Wenn nach Jahren solcher Übung die Zeit reif ist, wirst du in ein unwiderstehliches großes Lachen ausbrechen, und dein Geist wird so weit sein wie der alles umfassende große Himmel. So ausgestattet, wirst du unbegrenzte Mittel besitzen, anderen Wesen zu helfen, und überall Gelegenheiten für kreatives Handeln finden. Dies nennt man das Tor der großen Befreiung, den Schatz des großen Lichtes. Dies kann man zurecht als Zustand der Leere bezeichnen. Hier kann man Buddhas und Patriarchen gleichermaßen loben wie verspotten.

Die beiden Ohren hören Töne, und wie das geschieht, ist genau Erwachen; die beiden Augen sehen Form, und das Herz ist plötzlich Licht. Mögest du zu dem Zustand zurückkehren, wo es noch keine Töne und keine Form gab.

Wenn du nach dem Weg der Buddhas und Patriarchen suchst, verändert sich dieser plötzlich in etwas, was du in dir selbst suchen musst. Wenn Sicht zu Nicht-Sicht wird, besitzt du das Juwel, bist aber noch nicht vollständig durchgedrungen. Eines Tages wird alles leerer Raum sein, ohne Innen und Außen oder Oben und Unten. Dann bist du dir des Prinzips (ri) bewusst, dass alle Dinge durchdringt. Dein Herz wird weit und unermesslich. Ein Meister sagte: „Himmel, Erde und ich sind von einer Wurzel, die zehntausend Dinge und ich sind ein Körper.‘

Alle Erwachten, die dieses Prinzip verwirklichen, stellen fest, dass Vergangenheit, Gegenwart und Zukunft nur Traumgebilde sind. Reichtum, Rang, Ruhm sind eine Illusion, genau wie schöne Stimmen und harmonische Gestalten. Auch Freude und Trauer, Wut und Zufriedenheit sind nur Illusionen. Doch in all dem ist etwas, was keine Illusion ist. Wenn selbst die Universen zerfallen, wie können sie zerfallen? Was keine Illusion ist, gilt als wahres Dasein des Menschen. Gehe jeden Tag in dich, und im Lauf der Zeit wird sich das, was keine Illusion ist, von selbst vor dir offenbaren. Danach wird, wo auch immer du hinblickst, Shakyamuni sein.

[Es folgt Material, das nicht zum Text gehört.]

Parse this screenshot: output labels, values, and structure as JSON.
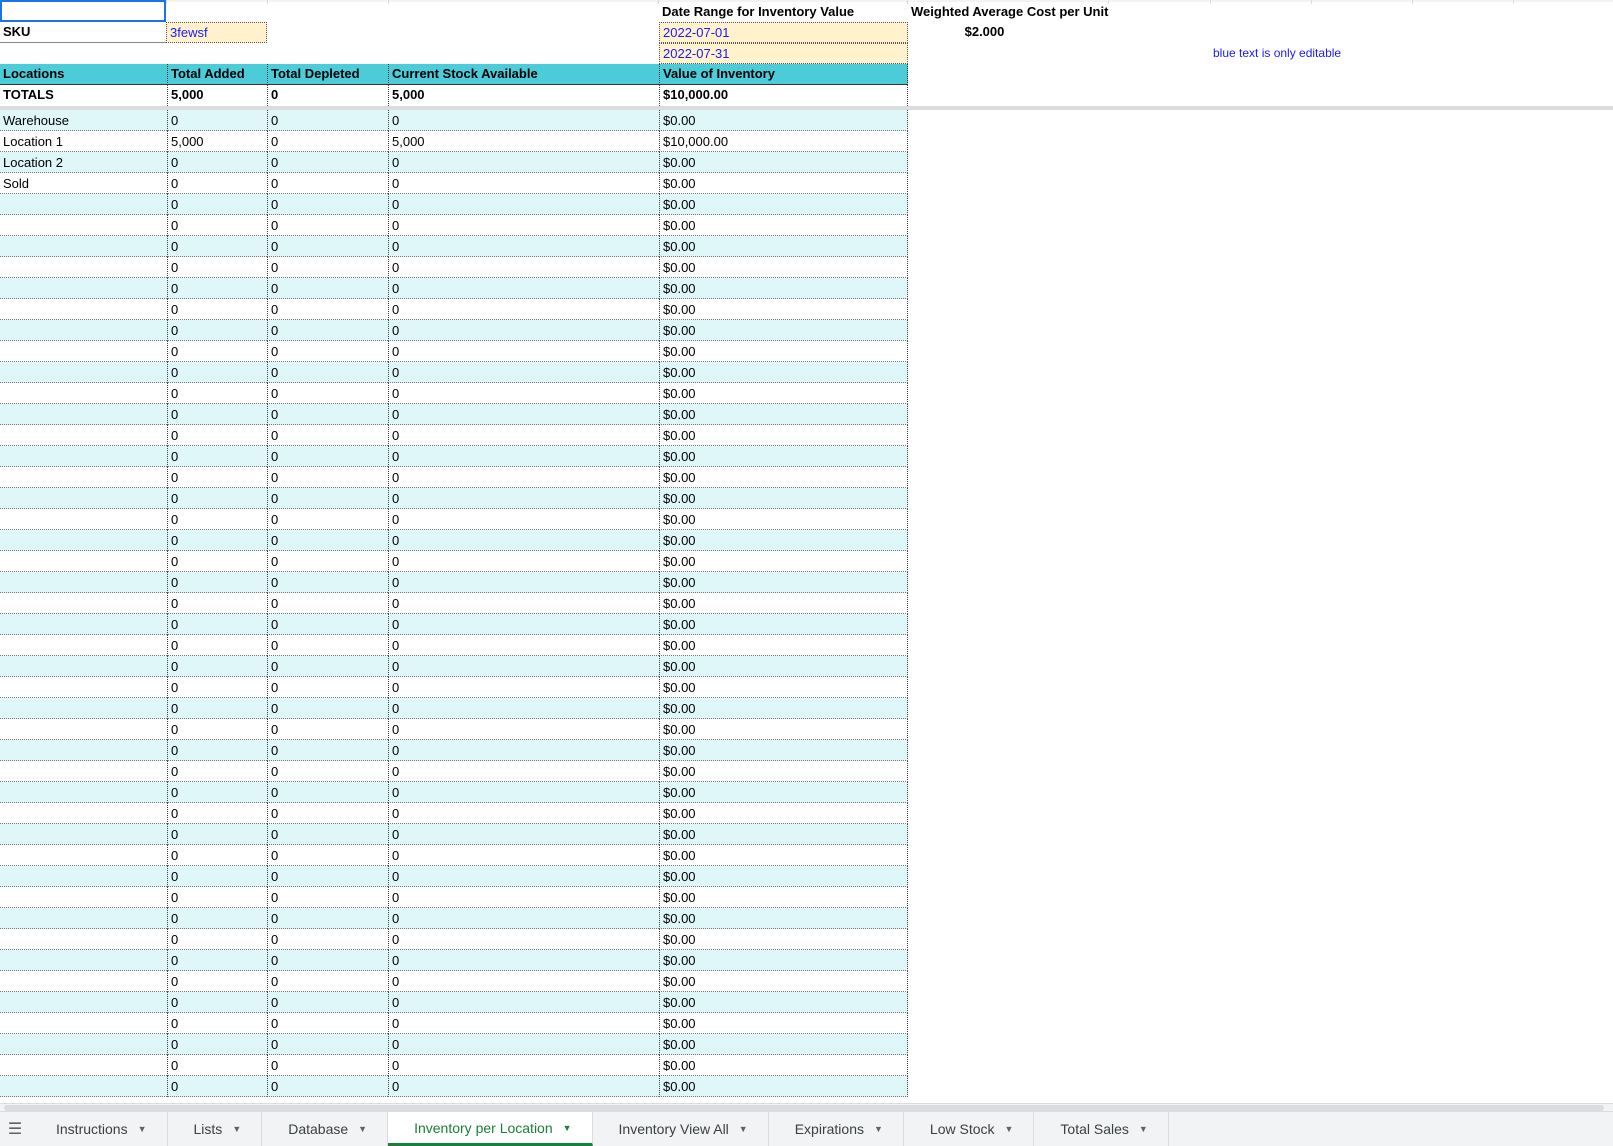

Diese Verwirklichung macht jeden Ort zu einem Tempel. Du erkennst nun, dass das, was schon immer vor dir lag, die zehntausend Richtungen erfüllt. Es ist aber nicht so, dass du gewöhnliche Gefühle durch heilige ersetzt, sondern beides existiert nicht mehr. Es ist, als würde ein Diamantstößel einen Eisenberg zermahlen. Sei dir dessen in Bewegung wie Stille bewusst, und wenn plötzlich beide vergehen, wird der weite blaue Ozean mit einem Schluck ausgetrocknet.